Let’s get real, fellow white people. We are afraid of Black people. Even for those of us who have worked diligently on our racism, who have tons of Black friends, some black people scare us, the young men, maybe, with low slung pants, who listen to that music that most of us older folks don’t really like.
We need to get over this fear. If we are going to get Bernie Sanders elected, if we are going to build a movement for a society that puts people before profit, we need to get beyond this fear.
The best way to get over our fear is to make friends with Black people. This is easier than we think. Considering all the hostility Black people get from white people, all the myriad microaggressions, in my experience most Black people are hungry for white allies, no matter how awkward we are at first. And there will be awkward uncomfortable moments. But if we want to stay in our comfort zone, we probably should give up on the revolution, because it won’t happen. The revolution is not a dinner party, someone once said.
Let me tell you my story, some of which is fictionalized in my forthcoming novel, White Knight. I had a job as a temporary teacher at a school in a low income, mostly black neighborhood in San Francisco. We’re talking mid 70s here. I was separating from my first wife and decided to move into an all-black housing project near the school so that if I needed to fight for my job I would have access to parent support – basically for selfish or at least self-interested reasons. I had been through a similar experience at another school. I was scared as shit at first. I hadn’t grown up around Black people. I had a few Black friends. This was a complex of buildings, Geneva Towers, with upwards of 500 apartments. (You can see the implosion of this complex — another story — in the background of my blog). I was surprised at how welcoming everyone was. In my experience, Black people by and large really like it when we reach out to them, when we can cut through the bullshit and get human with them. Long story short, I did lose the job, I kind of tried to organize the parents, but it didn’t work. Still I stayed and became a respected member of that community. Lots of other stuff happened but you’ll have to read the book (White Knight) to get that story, no spoilers here.
In my experience, Black – and Latino – culture is incredibly warm and welcoming. Suffering from oppression forces you to get in touch with your humanity, which helps you to see the humanity in others.
So, if you want Bernie to win and you want to help develop a society that places people before profit, make friends with some Black people.
Ironically, many of us white progressives, perpetrators of gentrification that we are, now live in integrated neighborhoods.
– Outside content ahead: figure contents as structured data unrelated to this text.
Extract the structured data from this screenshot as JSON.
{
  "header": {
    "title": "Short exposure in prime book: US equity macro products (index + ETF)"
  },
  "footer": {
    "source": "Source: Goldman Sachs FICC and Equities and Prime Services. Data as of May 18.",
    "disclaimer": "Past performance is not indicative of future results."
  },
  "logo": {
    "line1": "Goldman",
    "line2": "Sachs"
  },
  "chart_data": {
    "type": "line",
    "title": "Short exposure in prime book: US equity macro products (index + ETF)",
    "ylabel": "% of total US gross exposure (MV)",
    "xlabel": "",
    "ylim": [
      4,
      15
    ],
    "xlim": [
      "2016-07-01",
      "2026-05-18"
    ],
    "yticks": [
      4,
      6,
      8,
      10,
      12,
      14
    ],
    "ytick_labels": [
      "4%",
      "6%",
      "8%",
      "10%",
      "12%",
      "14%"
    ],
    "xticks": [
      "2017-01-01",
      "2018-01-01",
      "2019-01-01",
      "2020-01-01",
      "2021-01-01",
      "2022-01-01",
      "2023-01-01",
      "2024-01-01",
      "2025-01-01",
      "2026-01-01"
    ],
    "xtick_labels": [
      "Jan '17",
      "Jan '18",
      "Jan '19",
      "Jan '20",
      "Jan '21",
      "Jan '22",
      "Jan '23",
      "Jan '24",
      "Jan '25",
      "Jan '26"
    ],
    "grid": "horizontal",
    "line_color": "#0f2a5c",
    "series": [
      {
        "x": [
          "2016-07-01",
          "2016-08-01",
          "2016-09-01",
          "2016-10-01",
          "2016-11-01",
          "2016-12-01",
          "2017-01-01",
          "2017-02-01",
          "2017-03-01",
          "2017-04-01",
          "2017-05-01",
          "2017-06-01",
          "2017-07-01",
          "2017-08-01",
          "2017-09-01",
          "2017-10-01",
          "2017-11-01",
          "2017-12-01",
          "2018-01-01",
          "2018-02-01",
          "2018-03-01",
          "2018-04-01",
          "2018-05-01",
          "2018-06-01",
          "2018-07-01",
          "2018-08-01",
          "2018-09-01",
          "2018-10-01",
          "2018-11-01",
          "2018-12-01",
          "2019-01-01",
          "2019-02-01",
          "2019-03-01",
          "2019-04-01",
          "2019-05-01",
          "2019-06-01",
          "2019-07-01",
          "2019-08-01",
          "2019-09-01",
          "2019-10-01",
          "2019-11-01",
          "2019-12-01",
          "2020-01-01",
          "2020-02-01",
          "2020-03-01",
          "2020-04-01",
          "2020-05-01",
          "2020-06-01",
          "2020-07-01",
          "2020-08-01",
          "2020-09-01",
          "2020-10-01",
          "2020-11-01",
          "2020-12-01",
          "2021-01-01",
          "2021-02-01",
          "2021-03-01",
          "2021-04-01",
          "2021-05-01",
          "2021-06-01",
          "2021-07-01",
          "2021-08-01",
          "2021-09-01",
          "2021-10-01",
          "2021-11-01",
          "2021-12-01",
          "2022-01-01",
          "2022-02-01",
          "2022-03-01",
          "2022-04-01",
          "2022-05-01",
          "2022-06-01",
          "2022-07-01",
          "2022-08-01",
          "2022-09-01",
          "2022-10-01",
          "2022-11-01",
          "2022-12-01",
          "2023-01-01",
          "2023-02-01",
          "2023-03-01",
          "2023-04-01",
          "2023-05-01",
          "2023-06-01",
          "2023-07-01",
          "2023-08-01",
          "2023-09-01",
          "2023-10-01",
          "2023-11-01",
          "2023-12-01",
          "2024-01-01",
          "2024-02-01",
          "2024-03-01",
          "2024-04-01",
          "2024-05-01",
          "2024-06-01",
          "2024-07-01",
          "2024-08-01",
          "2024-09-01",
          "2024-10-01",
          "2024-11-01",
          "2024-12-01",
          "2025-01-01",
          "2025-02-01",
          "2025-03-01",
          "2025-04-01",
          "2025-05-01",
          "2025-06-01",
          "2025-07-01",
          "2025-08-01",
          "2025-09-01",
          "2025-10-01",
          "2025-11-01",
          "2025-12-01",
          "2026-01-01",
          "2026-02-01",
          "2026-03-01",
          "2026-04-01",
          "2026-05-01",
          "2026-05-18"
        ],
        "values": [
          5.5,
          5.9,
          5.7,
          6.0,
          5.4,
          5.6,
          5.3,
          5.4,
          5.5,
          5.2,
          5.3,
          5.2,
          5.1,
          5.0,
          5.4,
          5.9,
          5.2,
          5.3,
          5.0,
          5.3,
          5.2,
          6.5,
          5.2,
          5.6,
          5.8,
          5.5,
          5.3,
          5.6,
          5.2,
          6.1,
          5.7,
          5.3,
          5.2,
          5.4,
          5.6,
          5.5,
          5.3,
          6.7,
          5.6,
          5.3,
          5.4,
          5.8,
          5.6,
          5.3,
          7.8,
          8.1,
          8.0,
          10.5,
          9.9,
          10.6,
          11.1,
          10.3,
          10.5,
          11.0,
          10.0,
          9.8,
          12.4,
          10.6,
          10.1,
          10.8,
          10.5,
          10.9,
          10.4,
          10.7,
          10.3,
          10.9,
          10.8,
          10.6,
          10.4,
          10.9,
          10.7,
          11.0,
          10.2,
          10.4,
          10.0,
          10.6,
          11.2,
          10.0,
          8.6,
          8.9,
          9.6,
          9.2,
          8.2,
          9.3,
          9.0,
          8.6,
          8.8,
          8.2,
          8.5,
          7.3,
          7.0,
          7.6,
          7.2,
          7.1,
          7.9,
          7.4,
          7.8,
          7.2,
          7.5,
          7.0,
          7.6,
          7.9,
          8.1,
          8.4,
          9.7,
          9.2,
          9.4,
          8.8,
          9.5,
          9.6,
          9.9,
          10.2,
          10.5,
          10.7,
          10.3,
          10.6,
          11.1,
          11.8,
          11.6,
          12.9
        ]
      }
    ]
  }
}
Get to know your neighbors. You have more in common than you have differences.
One difference is the economic situation. To conjure up some empathy for Black people, it might be useful to look at the statistics. In 2010, the median wealth of white families was $113,000. The median wealth of Black families was $6000. That’s a ratio of 20 to1, or to put it another way, Black wealth is 5% of white wealth. Median. So, if you’re somewhere near the white median, imagine what life would be like if you suddenly lost 95% of your money and property. Imagine what it would like to struggle to pay the rent every month, to drive an old car that breaks down once a month, but you don’t have the money to fix it. Imagine you’ve used all your food stamps and there’s still a week to go in the month and there’s no food in the house. Imagine you’ve gotten a few parking tickets but you couldn’t afford to pay them so you end up owing three times as much. Imagine watching your kids go to bed after a bowl of cereal with powdered milk because that’s all you have. Most of us median whites can get through life’s petty annoyances by throwing money at them. This is what white privilege looks like.
White people were not born racist, but we are forced to suck it in with our mother’s milk. We resisted the imposition of racist ideas as much as we could, but the onslaught was relentless. Much of our racism derives from the fear engendered by segregation – most of us grow up with little contact with Black people. This is why the integrationist movement was so important to us, more so probably than for Blacks. We wanted to overcome our fear of Black people. We knew it was wrong and limiting us. But we also knew unconsciously that if we were treated as viciously as Black people, we would harbor murder in our hearts. We are surprised when we do get to know Black people that they don’t by and large resent us, that they, more than we, tend to understand that it is the system that is responsible for the grotesque inequality that exists between us.
I do think a national discussion around ending the war on Black people will help. The more white people hear that the ratio of white wealth to Black wealth is 20:1, the more they will wonder how such a grotesque injustice came about. The more they find out about how the New Deal essentially excluded Blacks, that Social Security and unemployment insurance did not apply to domestic or agricultural workers, fields of employment that were overwhelmingly Black; the more they hear about redlining and reverse redlining that deprived and still deprives blacks of attaining equity in a house, they will come around to supporting ways of redressing the injustice. White people hate injustice. We just all too often fail to see it.